Sebenarnya, tak hanya dana kelola, produk reksa dana per 14 November ini juga mengalami tren penurunan. Pada 14 November produk reksa dana hanya mencapai 2.165 saja.
Sementara pada Oktober 2019, produk reksa dana mencapai 2.189 produk. Angka bulan lalu juga sebenarnya lebih rendah dibandingkan bulan September yang mana mencapai 2.190 produk.
"Produknya 2.165 produk reksadana dan investor lebih dari 1,5 juta," ucapnya.
Selain itu, Hari Muljanto mengatakan, reksa dana saat ini menjadi instrumen investasi yang sangat diminati. Namun sayangnya, pertumbuhan industri reksa dana masih dikuasai oleh institusi.
Meskipun begitu, Hari menilai investor ritel ke depannya cukup strategis dan potensial untuk digarap.
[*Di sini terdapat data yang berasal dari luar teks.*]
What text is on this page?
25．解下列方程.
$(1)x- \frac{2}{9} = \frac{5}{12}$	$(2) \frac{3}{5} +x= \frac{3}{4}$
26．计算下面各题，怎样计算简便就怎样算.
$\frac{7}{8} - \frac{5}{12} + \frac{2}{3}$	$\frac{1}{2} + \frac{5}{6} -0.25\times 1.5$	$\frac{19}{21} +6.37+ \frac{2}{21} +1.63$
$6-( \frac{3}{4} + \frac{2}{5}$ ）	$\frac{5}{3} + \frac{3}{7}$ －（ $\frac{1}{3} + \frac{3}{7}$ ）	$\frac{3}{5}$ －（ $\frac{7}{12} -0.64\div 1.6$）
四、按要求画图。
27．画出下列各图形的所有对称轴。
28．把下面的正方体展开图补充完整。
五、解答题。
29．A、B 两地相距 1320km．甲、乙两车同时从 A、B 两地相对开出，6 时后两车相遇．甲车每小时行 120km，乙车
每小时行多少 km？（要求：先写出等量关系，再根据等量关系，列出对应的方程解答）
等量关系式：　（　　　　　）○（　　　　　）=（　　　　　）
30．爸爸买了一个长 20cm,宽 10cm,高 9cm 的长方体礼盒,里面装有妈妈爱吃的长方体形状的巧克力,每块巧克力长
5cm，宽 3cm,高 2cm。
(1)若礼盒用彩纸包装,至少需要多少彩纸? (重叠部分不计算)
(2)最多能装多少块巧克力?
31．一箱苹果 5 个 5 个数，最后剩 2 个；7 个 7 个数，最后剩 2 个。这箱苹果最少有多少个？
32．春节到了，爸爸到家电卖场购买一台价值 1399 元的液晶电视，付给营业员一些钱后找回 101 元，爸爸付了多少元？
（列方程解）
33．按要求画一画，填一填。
Apalagi jika melihat kondisi geografis Indonesia yang sangat luas.
"Selama ini kita kerja sama dengan perbankan, tapi perbankan hanya bidik nasabah prioritas dengan dana yang besar," ujarnya.
Menurut Hari, salah satu yang bisa terus didorong adalah investasi reksa dana lewat e-commerce. Utamanya investor ritel yang menuntut untuk mendapatkan pelayanan yang mudah dan cepat.
"Dengan hadirnya platform e-commerce menjadi terobosan tersendiri di industri reksa dana. Orang bisa mulai investasi kapan saja dengan nominal investasi yang kecil," ucapnnya.
Selain itu lanjut Hari, kehadiran e-Commerce juga bisa menyelesaikan berbagai permasalahan yang selama ini menghambat. Salah satu contohnnya adalah masih terbatasnya pengembangan produk-produk investasi yang ada.
Selain itu, hal lain yang juga dihadapi industri reksa dana yaitu meningkatkan jumlah investor dimana penetrasinya saat ini baru 0,8%. Padahal, beberapa negara di ASEAN bahkan penetrasi terhadap reksa dana sudah mencapai 20%.
"Semakin banyak investor ritel, semakin kuat dan sehat investasi reksadana," ucapnya.